Opinion
19-cv-980-jdp
05-16-2023
OPINION AND ORDER
JAMES D. PETERSON DISTRICT JUDGE
The receiver, joined by plaintiffs, moves to enforce the order appointing her as the receiver, Dkt. 203, and she seeks expedited consideration, Dkt. 204 and 207. The receiver challenges Chris Schneider's right to direct his counsel, DeWitt, Ross & Stevens, to appeal the judgment on behalf of not just Chris Schneider, but also the Hybrid Car Store. The receiver contends that only she has authority to litigate on behalf of the company, citing paragraph three of the receivership order, which states, among other things, that the receiver has the authority to commence or continue litigation on behalf of the company. Dkt. 167, ¶ 3.a.
The court agrees with the receiver that Chris Schneider does not have authority under the receivership agreement to litigate an appeal on behalf of the company. The court's order does not use the word “exclusive” to describe the receiver's powers, but it didn't need to. By appointing a receiver to act in the best interests of the company, this court displaced Chris's control over the corporation and granted that control to the receiver, who gets to exercise it solely and without interference from Chris. See 75 C.J.S. Receivers § 392 (“[A] receiver takes the rights, causes, and remedies which were in the individual or estate whose receiver he or she is or which were available to those whose interests he or she was appointed to represent.”).
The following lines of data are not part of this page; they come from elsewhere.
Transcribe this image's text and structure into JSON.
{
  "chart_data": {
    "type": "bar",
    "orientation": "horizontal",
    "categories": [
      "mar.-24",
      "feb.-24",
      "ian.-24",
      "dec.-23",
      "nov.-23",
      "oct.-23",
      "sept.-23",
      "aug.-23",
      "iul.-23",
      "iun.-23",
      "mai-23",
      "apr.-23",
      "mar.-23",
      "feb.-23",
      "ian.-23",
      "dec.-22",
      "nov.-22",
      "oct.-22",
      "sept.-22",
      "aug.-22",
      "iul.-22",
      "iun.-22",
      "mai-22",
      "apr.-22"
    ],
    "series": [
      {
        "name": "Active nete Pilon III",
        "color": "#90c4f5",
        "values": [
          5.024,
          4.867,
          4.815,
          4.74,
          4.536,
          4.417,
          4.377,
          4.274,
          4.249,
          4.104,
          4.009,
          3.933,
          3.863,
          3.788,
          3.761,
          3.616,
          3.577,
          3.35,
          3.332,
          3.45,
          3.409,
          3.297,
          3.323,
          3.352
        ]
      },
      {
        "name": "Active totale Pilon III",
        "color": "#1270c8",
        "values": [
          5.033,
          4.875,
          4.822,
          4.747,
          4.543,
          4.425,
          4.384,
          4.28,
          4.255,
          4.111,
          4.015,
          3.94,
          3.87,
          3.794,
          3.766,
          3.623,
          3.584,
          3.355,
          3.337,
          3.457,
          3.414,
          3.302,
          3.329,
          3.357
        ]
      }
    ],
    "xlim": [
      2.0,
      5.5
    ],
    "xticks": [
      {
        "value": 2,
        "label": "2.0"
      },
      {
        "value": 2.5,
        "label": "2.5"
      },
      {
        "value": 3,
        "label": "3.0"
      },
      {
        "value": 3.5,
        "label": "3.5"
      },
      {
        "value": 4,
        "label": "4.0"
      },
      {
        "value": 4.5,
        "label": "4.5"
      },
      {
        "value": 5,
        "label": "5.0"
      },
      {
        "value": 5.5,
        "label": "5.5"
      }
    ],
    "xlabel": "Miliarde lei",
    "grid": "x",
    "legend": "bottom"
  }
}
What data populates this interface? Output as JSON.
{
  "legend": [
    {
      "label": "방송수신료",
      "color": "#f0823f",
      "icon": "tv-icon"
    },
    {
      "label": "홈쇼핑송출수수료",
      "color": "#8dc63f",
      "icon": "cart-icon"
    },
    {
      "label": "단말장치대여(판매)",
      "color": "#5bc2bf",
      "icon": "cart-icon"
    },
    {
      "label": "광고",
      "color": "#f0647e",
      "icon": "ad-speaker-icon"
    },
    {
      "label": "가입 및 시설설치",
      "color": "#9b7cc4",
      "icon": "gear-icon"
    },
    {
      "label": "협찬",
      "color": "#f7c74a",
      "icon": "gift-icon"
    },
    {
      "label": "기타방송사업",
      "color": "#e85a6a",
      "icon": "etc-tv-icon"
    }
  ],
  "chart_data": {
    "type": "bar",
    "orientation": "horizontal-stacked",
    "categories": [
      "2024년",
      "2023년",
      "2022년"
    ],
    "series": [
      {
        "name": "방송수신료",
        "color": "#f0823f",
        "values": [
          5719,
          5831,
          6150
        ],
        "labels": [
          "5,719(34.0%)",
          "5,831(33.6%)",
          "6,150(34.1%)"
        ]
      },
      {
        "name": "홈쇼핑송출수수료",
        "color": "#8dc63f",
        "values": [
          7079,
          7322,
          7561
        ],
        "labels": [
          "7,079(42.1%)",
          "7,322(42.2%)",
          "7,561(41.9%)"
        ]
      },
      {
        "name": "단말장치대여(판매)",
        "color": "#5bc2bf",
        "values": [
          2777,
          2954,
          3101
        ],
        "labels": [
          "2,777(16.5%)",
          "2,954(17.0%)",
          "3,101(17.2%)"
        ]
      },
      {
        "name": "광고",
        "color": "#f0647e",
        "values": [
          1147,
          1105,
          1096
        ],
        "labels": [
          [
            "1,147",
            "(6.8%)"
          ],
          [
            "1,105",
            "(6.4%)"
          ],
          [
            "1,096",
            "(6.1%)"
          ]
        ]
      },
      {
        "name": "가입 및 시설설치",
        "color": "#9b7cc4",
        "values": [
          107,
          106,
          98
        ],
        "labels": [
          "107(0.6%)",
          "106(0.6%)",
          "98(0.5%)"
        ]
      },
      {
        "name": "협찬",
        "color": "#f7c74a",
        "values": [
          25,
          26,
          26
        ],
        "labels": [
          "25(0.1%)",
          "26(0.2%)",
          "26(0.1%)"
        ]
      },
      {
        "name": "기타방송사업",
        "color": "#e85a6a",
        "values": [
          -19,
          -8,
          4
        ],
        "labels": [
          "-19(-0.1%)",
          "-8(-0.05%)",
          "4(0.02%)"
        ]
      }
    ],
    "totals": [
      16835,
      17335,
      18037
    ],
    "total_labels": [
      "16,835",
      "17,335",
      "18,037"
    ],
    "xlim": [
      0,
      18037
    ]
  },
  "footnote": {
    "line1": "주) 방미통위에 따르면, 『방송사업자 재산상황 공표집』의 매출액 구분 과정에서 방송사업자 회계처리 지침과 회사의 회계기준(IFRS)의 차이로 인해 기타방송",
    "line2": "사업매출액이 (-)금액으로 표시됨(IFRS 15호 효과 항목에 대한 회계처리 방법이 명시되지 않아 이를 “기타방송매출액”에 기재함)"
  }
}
Contrary to the DeWitt firm's contention, the receiver is not legally or equitably estopped from asserting that she alone has the power to litigate on the company's behalf simply because she acknowledged-in response to a motion to withdraw by the company's previous counsel-that the company could hire counsel to “act for the Company narrowly.” Dkt. 188. The company's prior counsel moved to withdraw on the grounds that he was no longer authorized to act as attorney because he had been displaced by the receiver. Dkt. 181. At the time, the receiver stated that if the company was to continue to retain counsel, such counsel could act only “in the very limited ways that are consistent with the directives and restrictions of the Receiver Order.” Id. The court allowed the counsel's motion to withdraw on the ground that the company had no further need for representation, and, if that were to change, counsel would have to file a motion with this court. Dkt. 190. No motion has been filed since that order. The receiver's current position that she is the sole party permitted to act on behalf of the company with respect to appealing the judgment is not inconsistent with the position she took at that time.
Finally, the DeWitt firm fails to cite any authority for its perfunctory contention that granting sole authority to the receiver to appeal the judgment would interfere with the company's due process rights. Accordingly, that argument is forfeited. See Greenbank v. Great Am. Assurance Co., 47 F.4th 618, 629 (7th Cir. 2022) (“We have made clear that perfunctory and underdeveloped arguments, and arguments that are unsupported by pertinent authority are waived.”)
ORDER
The receiver's motions, Dkt. 203 and Dkt. 204, are GRANTED in part and DENIED in part. The court declares that the receiver has sole authority to litigate on behalf of the company. But the receiver also asks for an order so that she “may intervene in the Appeal for purposes of causing the Company to dismiss the Appeal with prejudice.” Dkt. 203, at 4. That is a motion she will have to file with the court of appeals. This court has no authority to direct the court of appeals to allow the receiver to intervene in the appeal or require the court of appeals to dismiss the appeal.